Manual Chapter : Replace the default SSL certificate on a BIG-IQ system

Applies To:

Show Versions Show Versions

BIG-IQ Centralized Management

  • 8.2.0, 8.1.0
Manual Chapter

Replace the default SSL certificate on a BIG-IQ system

To perform the procedures discussed in this task, you must have Advanced Shell (bash) access to the BIG-IQ system with administrator credentials.
The BIG-IQ, data collection devices (DCDs), and BIG-IP devices all use SSL encryption to secure incoming communication. By default, F5 devices use a default, self signed certificate to authenticate themselves.

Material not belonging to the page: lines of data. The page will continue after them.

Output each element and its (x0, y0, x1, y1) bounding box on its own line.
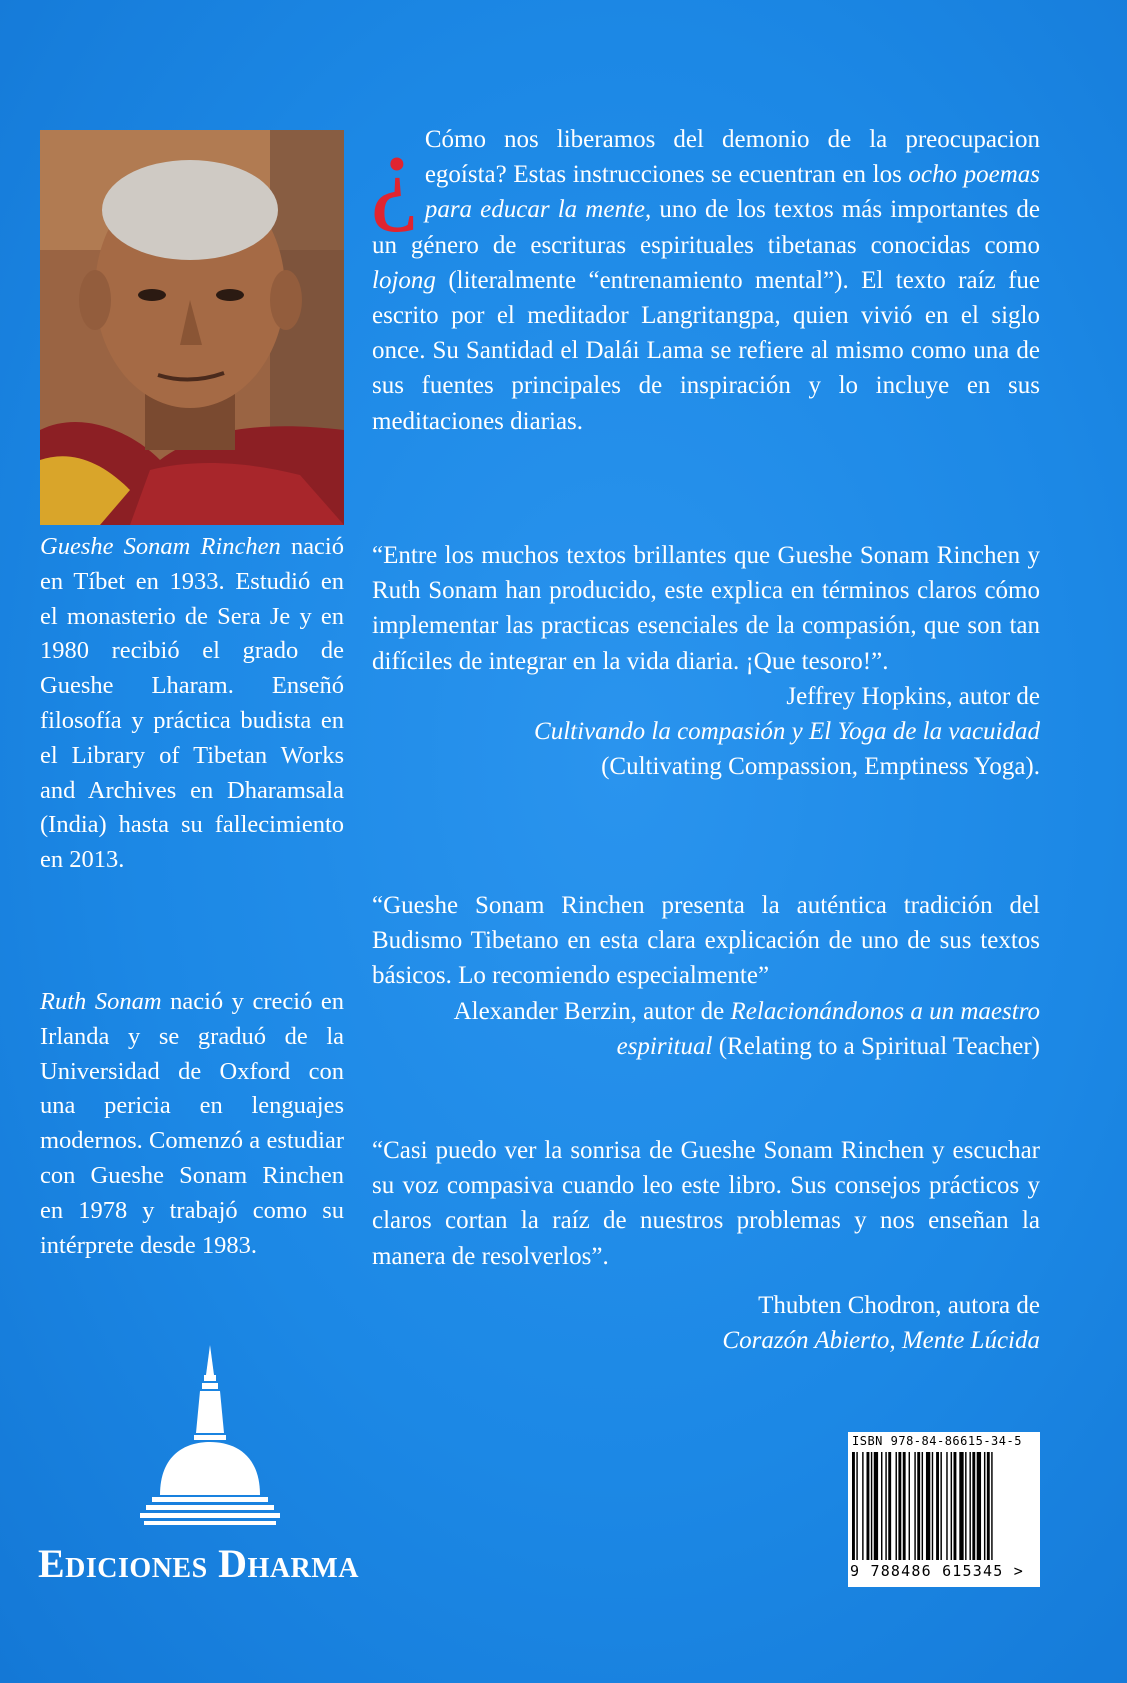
barcode-bar (881, 1452, 882, 1560)
quote-berzin (372, 888, 1040, 1064)
quote-chodron-book: Corazón Abierto, Mente Lúcida (722, 1327, 1040, 1355)
barcode-bar (856, 1452, 857, 1560)
barcode-bar (977, 1452, 981, 1560)
barcode-bar (914, 1452, 915, 1560)
author1-bio-text: nació en Tíbet en 1933. Estudió en el monasterio de Sera Je y en 1980 recibió el grado de Gueshe Lharam. Enseñó filosofía y práctica budista en el Library of Tibetan Works and Archives en Dharamsala (India) hasta su fallecimiento en 2013. (40, 533, 344, 874)
barcode-bar (874, 1452, 878, 1560)
author2-bio (40, 985, 344, 1263)
quote-berzin-attribution (372, 994, 1040, 1064)
barcode-bar (965, 1452, 966, 1560)
barcode-bar (885, 1452, 886, 1560)
barcode-bar (903, 1452, 906, 1560)
barcode-bar (922, 1452, 923, 1560)
stupa-icon (140, 1345, 280, 1545)
quote-chodron-text: “Casi puedo ver la sonrisa de Gueshe Sonam Rinchen y escuchar su voz compasiva cuando leo este libro. Sus consejos prácticos y claros cortan la raíz de nuestros problemas y nos enseñan la manera de resolverlos”. (372, 1137, 1040, 1270)
barcode-bar (936, 1452, 939, 1560)
barcode-bar (969, 1452, 970, 1560)
barcode-bar (972, 1452, 975, 1560)
barcode-bar (888, 1452, 891, 1560)
barcode-bar (987, 1452, 990, 1560)
barcode-bar (871, 1452, 872, 1560)
barcode-bar (898, 1452, 901, 1560)
portrait-illustration (40, 130, 344, 525)
barcode-bar (932, 1452, 933, 1560)
quote-hopkins-books: Cultivando la compasión y El Yoga de la vacuidad (534, 718, 1040, 746)
barcode-bar (917, 1452, 920, 1560)
intro-text-part2: , uno de los textos más importantes de un género de escrituras espirituales tibetanas conocidas como (372, 196, 1040, 259)
quote-hopkins-text: “Entre los muchos textos brillantes que Gueshe Sonam Rinchen y Ruth Sonam han producido, este explica en términos claros cómo implementar las practicas esenciales de la compasión, que son tan difíciles de integrar en la vida diaria. ¡Que tesoro!”. (372, 542, 1040, 675)
barcode-bar (984, 1452, 985, 1560)
isbn-barcode (848, 1432, 1040, 1587)
barcode-bar (909, 1452, 910, 1560)
dropcap-question-mark: ¿ (370, 111, 419, 233)
barcode-bar (959, 1452, 963, 1560)
barcode-bar (867, 1452, 870, 1560)
quote-berzin-english: (Relating to a Spiritual Teacher) (712, 1032, 1040, 1060)
quote-chodron (372, 1133, 1040, 1358)
intro-paragraph (370, 111, 1041, 439)
barcode-bar (951, 1452, 952, 1560)
author2-bio-text: nació y creció en Irlanda y se graduó de la Universidad de Oxford con una pericia en lenguajes modernos. Comenzó a estudiar con Gueshe Sonam Rinchen en 1978 y trabajó como su intérprete desde 1983. (40, 988, 344, 1259)
quote-hopkins (372, 538, 1040, 784)
isbn-label: ISBN 978-84-86615-34-5 (852, 1434, 1022, 1448)
quote-berzin-text: “Gueshe Sonam Rinchen presenta la auténtica tradición del Budismo Tibetano en esta clara explicación de uno de sus textos básicos. Lo recomiendo especialmente” (372, 892, 1040, 990)
ean-digits: 9 788486 615345 > (850, 1562, 1024, 1580)
author-portrait-photo (40, 130, 344, 525)
barcode-bar (940, 1452, 941, 1560)
quote-berzin-book: Relacionándonos a un maestro espiritual (616, 997, 1040, 1060)
author1-name: Gueshe Sonam Rinchen (40, 533, 281, 560)
quote-hopkins-english: (Cultivating Compassion, Emptiness Yoga). (601, 753, 1040, 781)
quote-chodron-author: Thubten Chodron, autora de (758, 1291, 1040, 1319)
barcode-bar (896, 1452, 897, 1560)
author1-bio (40, 530, 344, 878)
barcode-bar (991, 1452, 992, 1560)
barcode-bars (852, 1452, 1036, 1560)
intro-italic-title: ocho poemas para educar la mente (424, 161, 1041, 224)
barcode-bar (926, 1452, 930, 1560)
intro-text-part3: (literalmente “entrenamiento mental”). El texto raíz fue escrito por el meditador Langritangpa, quien vivió en el siglo once. Su Santidad el Dalái Lama se refiere al mismo como una de sus fuentes principales de inspiración y lo incluye en sus meditaciones diarias. (372, 266, 1040, 435)
intro-text-part1: Cómo nos liberamos del demonio de la preocupacion egoísta? Estas instrucciones se ecuentran en los (424, 126, 1040, 189)
author2-name: Ruth Sonam (40, 988, 162, 1015)
barcode-bar (862, 1452, 863, 1560)
quote-berzin-author: Alexander Berzin, autor de (453, 997, 731, 1025)
barcode-bar (852, 1452, 855, 1560)
barcode-bar (954, 1452, 957, 1560)
barcode-bar (946, 1452, 947, 1560)
quote-hopkins-author: Jeffrey Hopkins, autor de (786, 682, 1040, 710)
publisher-name: Ediciones Dharma (38, 1541, 359, 1586)
intro-italic-lojong: lojong (372, 266, 436, 294)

When you use these default certificates and a component attempts to connect to the BIG-IQ, your browser may refuse to connect or trigger a warning against a potentially insecure connection.
Users who are managing devices running Web Application Security, and require added security (encrypted) to the connection between BIG-IP and Central Policy Builder (
Secure Policy Builder
enabled), must replace the default SSL certificate with a certificate issued by a trusted CA (Certificate Authority). If the SSL certificate is not replaced, the system will be unable to provide policy suggestions once Secure Policy Builder is enabled.
Users who do not enable a secure connection do not need to perform the certificate replacement task.